PeeWee had scans on Tuesday, August 1. They were all clear with good results on blood and urine test, too!!!! We asked her oncologist if we could discontinue the pelvic CT scan and HE AGREED!!!!! Plus, we don't have to go back for another scan for 4 months instead of the expected 3 months!!!!!!!!!!!!!! Wahoo!!!!!!!!!!!!!! I know I've used up my quota of exclamation points for the week, but that there is good news!!!!!!!!!!!!!!!!!!!!!!!!!!!!!!!!!!!!!!!!
Monday, July 24, 2006
bug
There. I felt the need to put PeeWee on this blog. I also felt the need to add an entry because I have been experiencing that dreaded "me-too" feeling caused by visiting Shirlene's blog.
Today is Pioneer Day. In honor of the pioneers, I cleaned off my patio. Yahoo! I am feeling liberated and also slightly remorseful because I sent off the nifty, but very bedraggled 60's patio furniture that I got from my neighbor's estate sale. Something is prodding me to keep it, repaint it, and make new cushions for it. I must be realistic, however. In what century would that happen? Not this one. I will pass that project on to someone else. Sigh. Unexpected benefit: Joe and Ted have rediscovered the lovely, level expanse of cement and played broom hockey all evening on it.

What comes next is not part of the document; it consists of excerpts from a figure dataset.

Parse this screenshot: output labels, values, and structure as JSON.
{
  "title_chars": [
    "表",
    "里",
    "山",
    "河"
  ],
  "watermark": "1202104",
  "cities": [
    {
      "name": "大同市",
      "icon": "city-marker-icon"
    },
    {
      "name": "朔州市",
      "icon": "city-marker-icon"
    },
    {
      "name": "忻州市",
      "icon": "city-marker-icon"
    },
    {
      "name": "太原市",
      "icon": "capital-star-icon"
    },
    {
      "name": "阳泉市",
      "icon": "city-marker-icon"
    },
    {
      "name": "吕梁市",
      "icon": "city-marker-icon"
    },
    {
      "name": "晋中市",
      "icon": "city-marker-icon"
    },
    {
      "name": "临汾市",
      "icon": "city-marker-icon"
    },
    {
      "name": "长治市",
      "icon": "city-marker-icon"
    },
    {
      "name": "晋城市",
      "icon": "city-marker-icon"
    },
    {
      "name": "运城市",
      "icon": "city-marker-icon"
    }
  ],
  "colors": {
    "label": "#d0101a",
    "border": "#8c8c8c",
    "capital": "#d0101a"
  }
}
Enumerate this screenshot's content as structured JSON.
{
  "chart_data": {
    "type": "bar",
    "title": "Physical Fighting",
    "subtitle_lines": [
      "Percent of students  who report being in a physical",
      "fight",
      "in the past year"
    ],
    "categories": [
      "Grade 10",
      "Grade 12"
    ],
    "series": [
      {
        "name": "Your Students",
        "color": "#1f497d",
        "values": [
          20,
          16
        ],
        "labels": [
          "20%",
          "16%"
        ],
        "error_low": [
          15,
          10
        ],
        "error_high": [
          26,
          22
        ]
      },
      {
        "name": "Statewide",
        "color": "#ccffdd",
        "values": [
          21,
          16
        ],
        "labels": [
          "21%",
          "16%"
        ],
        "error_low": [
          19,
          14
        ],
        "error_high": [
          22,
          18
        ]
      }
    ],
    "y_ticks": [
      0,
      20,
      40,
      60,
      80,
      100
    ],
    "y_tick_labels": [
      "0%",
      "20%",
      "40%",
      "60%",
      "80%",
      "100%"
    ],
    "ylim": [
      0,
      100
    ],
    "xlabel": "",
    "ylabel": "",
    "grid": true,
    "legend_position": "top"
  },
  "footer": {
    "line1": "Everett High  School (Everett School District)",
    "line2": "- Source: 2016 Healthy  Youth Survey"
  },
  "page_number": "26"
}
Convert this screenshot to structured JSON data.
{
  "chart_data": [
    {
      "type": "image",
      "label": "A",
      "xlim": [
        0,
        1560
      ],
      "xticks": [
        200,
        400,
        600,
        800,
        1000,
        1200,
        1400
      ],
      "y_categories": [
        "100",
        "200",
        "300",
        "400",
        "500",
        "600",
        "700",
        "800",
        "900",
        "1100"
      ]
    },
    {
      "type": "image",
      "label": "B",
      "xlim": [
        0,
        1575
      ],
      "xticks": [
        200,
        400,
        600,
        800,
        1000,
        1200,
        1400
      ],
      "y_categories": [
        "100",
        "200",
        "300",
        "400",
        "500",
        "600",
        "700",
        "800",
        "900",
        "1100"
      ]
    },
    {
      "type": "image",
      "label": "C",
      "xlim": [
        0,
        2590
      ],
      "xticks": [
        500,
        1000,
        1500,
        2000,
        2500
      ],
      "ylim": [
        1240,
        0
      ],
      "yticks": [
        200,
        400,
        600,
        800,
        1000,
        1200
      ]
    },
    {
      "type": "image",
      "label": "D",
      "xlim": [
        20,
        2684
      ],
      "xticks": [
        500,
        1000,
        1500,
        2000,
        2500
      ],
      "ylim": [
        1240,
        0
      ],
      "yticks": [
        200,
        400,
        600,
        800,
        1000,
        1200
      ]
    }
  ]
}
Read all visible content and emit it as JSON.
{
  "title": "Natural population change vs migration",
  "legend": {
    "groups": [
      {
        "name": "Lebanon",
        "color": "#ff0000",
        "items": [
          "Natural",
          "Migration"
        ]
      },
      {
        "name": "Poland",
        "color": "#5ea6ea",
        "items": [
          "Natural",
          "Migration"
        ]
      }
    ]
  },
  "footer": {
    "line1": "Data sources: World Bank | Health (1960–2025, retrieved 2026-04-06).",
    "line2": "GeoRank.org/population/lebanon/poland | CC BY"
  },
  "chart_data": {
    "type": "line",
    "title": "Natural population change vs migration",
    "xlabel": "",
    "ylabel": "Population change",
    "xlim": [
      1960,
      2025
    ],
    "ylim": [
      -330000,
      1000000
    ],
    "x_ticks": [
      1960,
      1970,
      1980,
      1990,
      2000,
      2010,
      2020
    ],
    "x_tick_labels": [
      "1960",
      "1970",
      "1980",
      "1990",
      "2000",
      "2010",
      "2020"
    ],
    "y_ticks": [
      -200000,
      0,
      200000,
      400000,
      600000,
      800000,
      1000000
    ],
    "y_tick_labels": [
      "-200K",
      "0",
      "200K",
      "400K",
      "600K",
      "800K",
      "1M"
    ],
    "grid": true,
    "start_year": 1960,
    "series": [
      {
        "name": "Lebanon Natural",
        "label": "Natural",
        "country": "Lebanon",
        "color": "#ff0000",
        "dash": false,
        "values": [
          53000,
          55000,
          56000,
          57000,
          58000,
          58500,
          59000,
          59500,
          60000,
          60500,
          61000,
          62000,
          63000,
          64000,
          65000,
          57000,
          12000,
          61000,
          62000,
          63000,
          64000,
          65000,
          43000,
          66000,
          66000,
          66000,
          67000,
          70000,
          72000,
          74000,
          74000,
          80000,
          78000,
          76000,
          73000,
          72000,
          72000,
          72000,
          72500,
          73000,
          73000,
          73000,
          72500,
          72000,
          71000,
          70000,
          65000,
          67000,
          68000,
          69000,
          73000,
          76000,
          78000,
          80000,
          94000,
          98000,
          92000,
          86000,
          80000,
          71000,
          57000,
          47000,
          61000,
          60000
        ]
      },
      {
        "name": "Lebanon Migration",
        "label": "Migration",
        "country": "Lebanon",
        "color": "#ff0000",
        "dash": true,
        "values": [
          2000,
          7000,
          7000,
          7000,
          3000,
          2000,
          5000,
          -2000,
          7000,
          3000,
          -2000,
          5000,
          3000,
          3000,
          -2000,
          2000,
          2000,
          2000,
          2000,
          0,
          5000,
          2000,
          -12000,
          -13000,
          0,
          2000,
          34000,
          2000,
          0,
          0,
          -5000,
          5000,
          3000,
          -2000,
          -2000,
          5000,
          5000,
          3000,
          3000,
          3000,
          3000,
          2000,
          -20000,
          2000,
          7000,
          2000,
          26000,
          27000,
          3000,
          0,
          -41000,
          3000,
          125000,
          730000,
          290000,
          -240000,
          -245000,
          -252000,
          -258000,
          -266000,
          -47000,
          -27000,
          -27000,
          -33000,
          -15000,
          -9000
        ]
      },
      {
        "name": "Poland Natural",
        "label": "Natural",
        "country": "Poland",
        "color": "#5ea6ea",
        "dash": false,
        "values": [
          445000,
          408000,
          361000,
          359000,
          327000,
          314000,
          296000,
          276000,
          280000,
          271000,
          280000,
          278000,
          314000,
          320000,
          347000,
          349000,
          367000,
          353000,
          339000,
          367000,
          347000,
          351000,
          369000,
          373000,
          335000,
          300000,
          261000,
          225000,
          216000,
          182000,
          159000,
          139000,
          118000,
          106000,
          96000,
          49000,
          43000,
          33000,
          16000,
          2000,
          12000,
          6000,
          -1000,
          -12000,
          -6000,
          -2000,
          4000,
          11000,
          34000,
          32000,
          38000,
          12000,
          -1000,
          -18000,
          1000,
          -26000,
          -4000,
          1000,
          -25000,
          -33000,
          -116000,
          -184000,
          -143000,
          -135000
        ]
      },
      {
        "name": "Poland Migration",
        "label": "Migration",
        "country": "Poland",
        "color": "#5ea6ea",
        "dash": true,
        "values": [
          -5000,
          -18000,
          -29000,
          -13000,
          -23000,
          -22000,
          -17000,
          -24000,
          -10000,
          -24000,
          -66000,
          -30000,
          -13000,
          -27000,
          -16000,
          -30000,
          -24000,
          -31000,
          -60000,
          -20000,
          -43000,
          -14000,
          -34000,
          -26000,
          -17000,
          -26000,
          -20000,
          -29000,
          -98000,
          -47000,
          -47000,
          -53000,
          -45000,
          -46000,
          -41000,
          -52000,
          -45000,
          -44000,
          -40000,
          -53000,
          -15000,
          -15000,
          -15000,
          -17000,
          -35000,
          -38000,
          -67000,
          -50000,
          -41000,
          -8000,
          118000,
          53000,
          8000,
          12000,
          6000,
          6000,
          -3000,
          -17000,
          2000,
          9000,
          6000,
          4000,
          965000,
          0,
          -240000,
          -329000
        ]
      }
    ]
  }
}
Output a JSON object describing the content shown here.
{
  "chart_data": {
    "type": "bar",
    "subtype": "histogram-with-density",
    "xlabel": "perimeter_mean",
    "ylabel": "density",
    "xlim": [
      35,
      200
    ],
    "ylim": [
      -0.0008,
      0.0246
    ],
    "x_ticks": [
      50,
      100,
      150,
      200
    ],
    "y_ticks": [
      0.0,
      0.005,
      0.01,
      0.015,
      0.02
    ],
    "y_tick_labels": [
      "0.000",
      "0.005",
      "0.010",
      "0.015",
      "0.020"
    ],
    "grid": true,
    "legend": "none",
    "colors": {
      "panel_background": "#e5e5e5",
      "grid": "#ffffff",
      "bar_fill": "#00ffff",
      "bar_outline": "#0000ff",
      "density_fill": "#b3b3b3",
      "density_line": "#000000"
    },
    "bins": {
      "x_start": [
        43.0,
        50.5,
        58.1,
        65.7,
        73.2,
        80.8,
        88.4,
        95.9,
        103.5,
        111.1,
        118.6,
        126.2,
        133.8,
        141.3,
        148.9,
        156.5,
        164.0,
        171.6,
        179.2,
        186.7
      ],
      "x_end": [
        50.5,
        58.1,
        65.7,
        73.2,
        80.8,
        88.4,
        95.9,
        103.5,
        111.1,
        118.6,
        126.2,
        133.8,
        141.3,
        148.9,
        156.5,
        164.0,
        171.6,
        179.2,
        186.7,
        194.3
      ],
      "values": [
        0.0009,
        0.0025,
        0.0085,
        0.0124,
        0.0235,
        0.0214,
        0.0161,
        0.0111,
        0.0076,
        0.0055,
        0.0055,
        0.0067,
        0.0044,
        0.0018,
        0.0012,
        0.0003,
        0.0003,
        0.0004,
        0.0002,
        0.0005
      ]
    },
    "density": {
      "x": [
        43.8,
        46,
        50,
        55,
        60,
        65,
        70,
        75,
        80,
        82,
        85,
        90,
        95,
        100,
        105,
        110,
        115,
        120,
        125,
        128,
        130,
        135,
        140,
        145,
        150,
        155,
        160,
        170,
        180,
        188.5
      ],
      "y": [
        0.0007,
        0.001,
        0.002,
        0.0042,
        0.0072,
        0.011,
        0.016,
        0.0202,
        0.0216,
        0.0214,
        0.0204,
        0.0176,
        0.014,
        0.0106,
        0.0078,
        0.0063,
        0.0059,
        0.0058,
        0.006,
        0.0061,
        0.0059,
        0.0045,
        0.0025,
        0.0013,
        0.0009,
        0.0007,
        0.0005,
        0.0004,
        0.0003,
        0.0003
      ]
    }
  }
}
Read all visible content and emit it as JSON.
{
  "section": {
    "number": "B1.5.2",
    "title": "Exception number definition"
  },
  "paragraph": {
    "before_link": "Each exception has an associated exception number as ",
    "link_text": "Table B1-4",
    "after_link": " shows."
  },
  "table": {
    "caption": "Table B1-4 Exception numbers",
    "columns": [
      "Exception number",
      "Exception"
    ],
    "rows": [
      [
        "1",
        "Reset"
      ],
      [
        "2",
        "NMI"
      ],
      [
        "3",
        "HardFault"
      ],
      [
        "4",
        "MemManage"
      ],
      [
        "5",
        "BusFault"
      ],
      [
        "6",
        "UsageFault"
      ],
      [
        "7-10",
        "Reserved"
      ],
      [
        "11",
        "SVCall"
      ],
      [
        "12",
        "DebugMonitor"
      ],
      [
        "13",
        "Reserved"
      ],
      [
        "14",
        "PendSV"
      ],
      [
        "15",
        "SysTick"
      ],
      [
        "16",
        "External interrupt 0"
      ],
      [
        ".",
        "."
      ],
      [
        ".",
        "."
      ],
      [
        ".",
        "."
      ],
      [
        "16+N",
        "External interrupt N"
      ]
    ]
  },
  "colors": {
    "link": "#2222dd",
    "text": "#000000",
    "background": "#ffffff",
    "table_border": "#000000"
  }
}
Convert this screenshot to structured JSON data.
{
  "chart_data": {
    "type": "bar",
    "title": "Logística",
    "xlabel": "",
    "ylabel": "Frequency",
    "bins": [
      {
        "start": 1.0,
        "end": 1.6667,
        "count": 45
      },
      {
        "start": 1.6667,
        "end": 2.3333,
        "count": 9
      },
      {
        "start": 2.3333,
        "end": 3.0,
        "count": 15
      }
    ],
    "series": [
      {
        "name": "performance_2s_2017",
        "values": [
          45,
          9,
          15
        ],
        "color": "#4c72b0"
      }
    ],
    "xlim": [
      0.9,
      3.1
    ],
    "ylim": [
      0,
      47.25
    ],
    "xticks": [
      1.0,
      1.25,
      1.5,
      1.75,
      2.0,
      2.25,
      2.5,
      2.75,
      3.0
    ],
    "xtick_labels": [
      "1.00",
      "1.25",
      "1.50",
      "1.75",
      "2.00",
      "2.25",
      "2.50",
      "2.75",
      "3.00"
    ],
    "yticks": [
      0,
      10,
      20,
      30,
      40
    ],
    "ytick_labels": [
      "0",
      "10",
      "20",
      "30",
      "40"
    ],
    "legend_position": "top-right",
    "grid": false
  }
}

Things that Paige said today: Mom! Mom-mom! Moooooom! Up. Num-num. More (sign). Please (sign). Shoe (sounds like "shhhhhh"). Woof. Moo. Quack (sounds like "kak"--it's my favorite animal sound that she makes--SO cute). Hi. Hi. Hi. Dad. Dad. Dad. Bye-bye (sounds like "die-die"). Lydia (Ya-ya). Ted (Ded). Joe (Doe). Bev (Bob). Kay-ko (the all purpose word--it means thank you, here you go, give it to me, I'm the cutest baby ever, etc.)
I dearly love all my children and each one is my favorite child, but this Paigey-bug has me bound up in ways that I can't explain. I think I've developed some extra nerve endings that are in her body.